3.4 MR-GRPO with auxiliary SFT loss

MR-GRPO 对每个 prompt 采样 $G = 8$ 张图，分别计算 preference / CLIP similarity / OCR 等 reward。对第 $k$ 个 reward，先在同组内归一化：

A_{i}^{k} = \frac{R _{k} ( x _{i}^{0} , h ) - mean ({ R _{k} ( x _{j}^{0} , h ) } _{j = 1}^{G} )}{std ({ R _{k} ( x _{j}^{0} , h ) } _{j = 1}^{G} )}

再加权合并并做 batch-wise normalization 得到 $\hat{A}_{i}$ 。GRPO objective 使用 per-step importance ratio：

r_{t}^{i} (θ) = \frac{p _{θ} ( x _{t - Δ t}^{i} ∣ x _{t}^{i} , h )}{p _{θ_{o l d}} ( x _{t - Δ t}^{i} ∣ x _{t}^{i} , h )}

总 loss 加上 velocity-space KL 和 auxiliary SFT：

L_{t o t a l} = (1 - λ) L_{GRPO} + λ L_{SFT}, D_{K L} = ∥ \overset{v}{^}_{θ} (x_{t}, t) - \overset{v}{^}_{re f} (x_{t}, t) ∥_{2}^{2}

released DeepGen-RL 中 atrain_adv_type="gdpo" 对每个 reward function 分别 group normalize；compute_loss() 先 rollout、算 rewards、算 advantages，再按 micro-batch/timestep 累积梯度，最后每步额外 backward 一次 SFT-Aux loss。

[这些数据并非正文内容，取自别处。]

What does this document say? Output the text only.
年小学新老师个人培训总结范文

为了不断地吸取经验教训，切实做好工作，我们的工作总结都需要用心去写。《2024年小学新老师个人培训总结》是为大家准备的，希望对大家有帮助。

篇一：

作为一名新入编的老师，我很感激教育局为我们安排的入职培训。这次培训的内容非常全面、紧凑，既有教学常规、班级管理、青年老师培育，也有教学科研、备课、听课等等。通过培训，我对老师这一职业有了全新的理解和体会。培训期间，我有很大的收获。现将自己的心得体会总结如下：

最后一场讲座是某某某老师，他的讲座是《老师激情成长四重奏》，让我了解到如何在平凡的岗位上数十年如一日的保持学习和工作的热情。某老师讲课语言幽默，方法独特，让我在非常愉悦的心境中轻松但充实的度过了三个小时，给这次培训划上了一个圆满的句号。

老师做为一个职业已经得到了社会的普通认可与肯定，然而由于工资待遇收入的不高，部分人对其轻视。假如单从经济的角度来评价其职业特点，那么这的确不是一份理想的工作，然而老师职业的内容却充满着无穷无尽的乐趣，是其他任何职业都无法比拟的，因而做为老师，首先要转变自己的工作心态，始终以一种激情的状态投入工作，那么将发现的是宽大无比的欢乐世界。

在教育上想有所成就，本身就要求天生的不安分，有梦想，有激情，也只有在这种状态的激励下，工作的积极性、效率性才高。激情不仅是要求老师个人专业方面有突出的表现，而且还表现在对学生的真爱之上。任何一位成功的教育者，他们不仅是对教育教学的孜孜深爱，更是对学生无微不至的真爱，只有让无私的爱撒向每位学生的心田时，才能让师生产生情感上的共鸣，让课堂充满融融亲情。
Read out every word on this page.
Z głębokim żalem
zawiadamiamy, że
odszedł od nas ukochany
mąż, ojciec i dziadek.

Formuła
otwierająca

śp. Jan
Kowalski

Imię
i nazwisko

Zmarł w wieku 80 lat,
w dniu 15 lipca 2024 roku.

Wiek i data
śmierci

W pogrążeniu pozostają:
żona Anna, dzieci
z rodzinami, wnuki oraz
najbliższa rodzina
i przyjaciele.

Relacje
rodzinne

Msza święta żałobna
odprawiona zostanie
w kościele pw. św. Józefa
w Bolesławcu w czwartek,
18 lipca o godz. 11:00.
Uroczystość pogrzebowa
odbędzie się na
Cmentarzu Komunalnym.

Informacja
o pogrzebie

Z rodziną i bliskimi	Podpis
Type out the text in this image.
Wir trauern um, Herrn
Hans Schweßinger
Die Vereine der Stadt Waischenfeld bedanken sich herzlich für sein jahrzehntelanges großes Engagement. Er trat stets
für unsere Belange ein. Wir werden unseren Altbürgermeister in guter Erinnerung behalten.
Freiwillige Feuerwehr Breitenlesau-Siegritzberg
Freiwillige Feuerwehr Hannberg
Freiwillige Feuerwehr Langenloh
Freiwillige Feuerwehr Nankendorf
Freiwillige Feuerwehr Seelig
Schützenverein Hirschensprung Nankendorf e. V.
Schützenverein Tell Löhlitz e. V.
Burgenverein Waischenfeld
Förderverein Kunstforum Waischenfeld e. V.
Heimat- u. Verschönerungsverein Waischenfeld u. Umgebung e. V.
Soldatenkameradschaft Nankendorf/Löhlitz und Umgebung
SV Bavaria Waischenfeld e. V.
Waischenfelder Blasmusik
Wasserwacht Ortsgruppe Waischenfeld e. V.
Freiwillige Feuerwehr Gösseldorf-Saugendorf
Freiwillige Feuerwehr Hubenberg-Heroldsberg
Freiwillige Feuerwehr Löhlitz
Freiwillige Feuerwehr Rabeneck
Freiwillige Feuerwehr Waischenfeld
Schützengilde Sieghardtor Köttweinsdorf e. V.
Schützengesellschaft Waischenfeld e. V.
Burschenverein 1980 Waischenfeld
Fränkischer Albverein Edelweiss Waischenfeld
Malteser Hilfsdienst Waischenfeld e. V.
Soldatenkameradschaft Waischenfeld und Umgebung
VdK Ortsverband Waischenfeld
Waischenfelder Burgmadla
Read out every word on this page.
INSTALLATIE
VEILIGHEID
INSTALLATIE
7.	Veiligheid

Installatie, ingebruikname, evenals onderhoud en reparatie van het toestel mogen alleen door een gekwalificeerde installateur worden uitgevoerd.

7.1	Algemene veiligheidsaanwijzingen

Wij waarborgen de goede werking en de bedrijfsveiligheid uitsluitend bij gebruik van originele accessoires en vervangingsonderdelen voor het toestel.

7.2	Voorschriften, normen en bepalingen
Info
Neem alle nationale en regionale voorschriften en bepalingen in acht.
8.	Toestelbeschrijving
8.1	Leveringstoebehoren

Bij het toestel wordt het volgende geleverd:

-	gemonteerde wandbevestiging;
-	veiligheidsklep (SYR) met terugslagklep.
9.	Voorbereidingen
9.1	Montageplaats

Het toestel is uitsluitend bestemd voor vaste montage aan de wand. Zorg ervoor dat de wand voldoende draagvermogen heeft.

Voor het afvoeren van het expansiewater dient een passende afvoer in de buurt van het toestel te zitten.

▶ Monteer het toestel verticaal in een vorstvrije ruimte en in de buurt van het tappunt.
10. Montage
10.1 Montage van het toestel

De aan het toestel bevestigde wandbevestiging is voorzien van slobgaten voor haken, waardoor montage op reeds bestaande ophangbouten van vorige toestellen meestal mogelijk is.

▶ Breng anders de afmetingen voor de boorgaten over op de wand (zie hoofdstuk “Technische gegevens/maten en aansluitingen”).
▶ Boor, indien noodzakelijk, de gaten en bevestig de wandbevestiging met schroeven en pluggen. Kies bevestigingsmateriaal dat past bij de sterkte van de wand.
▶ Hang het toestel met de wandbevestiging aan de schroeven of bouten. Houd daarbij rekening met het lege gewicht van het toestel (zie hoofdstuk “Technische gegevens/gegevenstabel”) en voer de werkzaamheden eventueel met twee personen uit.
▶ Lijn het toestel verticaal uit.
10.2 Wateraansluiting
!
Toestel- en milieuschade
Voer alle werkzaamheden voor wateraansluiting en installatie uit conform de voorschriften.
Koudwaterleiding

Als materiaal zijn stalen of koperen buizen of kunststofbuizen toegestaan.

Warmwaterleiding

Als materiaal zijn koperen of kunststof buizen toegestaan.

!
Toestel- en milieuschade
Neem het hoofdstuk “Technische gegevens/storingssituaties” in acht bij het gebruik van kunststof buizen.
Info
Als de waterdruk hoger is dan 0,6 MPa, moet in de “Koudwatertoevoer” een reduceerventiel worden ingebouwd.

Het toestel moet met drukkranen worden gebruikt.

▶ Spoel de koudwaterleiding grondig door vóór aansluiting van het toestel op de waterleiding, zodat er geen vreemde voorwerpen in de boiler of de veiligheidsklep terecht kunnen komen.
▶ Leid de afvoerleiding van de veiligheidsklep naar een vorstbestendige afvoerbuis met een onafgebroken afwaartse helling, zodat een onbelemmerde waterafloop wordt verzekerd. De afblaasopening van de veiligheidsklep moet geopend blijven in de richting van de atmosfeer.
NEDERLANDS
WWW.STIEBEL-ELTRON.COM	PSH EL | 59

def mr_grpo_train_step(trainer, model, prompts):
    images, old_logp, prev_latents, next_latents, timesteps = [], [], [], [], []
    for _ in range(trainer.rollout_accumulation_steps):
        traj = trainer._generate_images_with_trajectory(model, prompts, cfg_prompts=[""] * len(prompts))
        images += traj.images
        old_logp.append(traj.log_probs)
        prev_latents.append(traj.prev_latents)
        next_latents.append(traj.pred_latents)
        timesteps.append(traj.timesteps)
 
    rewards, rewards_per_func = trainer._compute_rewards(prompts, images)
    adv = trainer._compute_advantages(rewards, rewards_per_func, prompts)
    adv = torch.clamp(adv, -trainer.adv_clip_max, trainer.adv_clip_max)
 
    for step_idx in sample_training_timesteps(timesteps, fraction=trainer.timestep_fraction):
        for mb in micro_batches(prev_latents, next_latents, timesteps, old_logp, adv):
            v_pred = trainer._compute_diffusion_loss_single_batch(model, mb.x_t, mb.t, mb.cond)
            _, logp, mean_policy, std_policy = sde_step_with_logprob(
                trainer.scheduler, v_pred, mb.t, mb.x_t, mb.x_next,
                eta=trainer.sde_eta, sampler_type=trainer.atrain_sde_sampler,
            )
            ratio = torch.exp(logp - mb.old_logp)
            unclipped = -mb.adv * ratio
            clipped = -mb.adv * torch.clamp(ratio, 1 - trainer.clip_range, 1 + trainer.clip_range)
            policy_loss = torch.maximum(unclipped, clipped).mean()
            kl_loss = velocity_kl(v_pred, trainer.reference_prediction(mb))
            trainer.accelerator.backward(policy_loss + trainer.beta * kl_loss)
 
    if trainer.sftaux_coef > 0 and trainer.global_step % trainer.sftaux_every_n_steps == 0:
        sft_loss = trainer._compute_sftaux_loss(model, trainer._next_sftaux_batch())
        trainer.accelerator.backward(trainer.sftaux_coef * sft_loss)

3.5 Code-to-paper mapping

Code reference: main @ 7261969 (2026-03-02) — pseudocode and mapping based on this commit. RL-specific rows additionally use deepgen_rl main @ c4d5dc2 (2026-02-21).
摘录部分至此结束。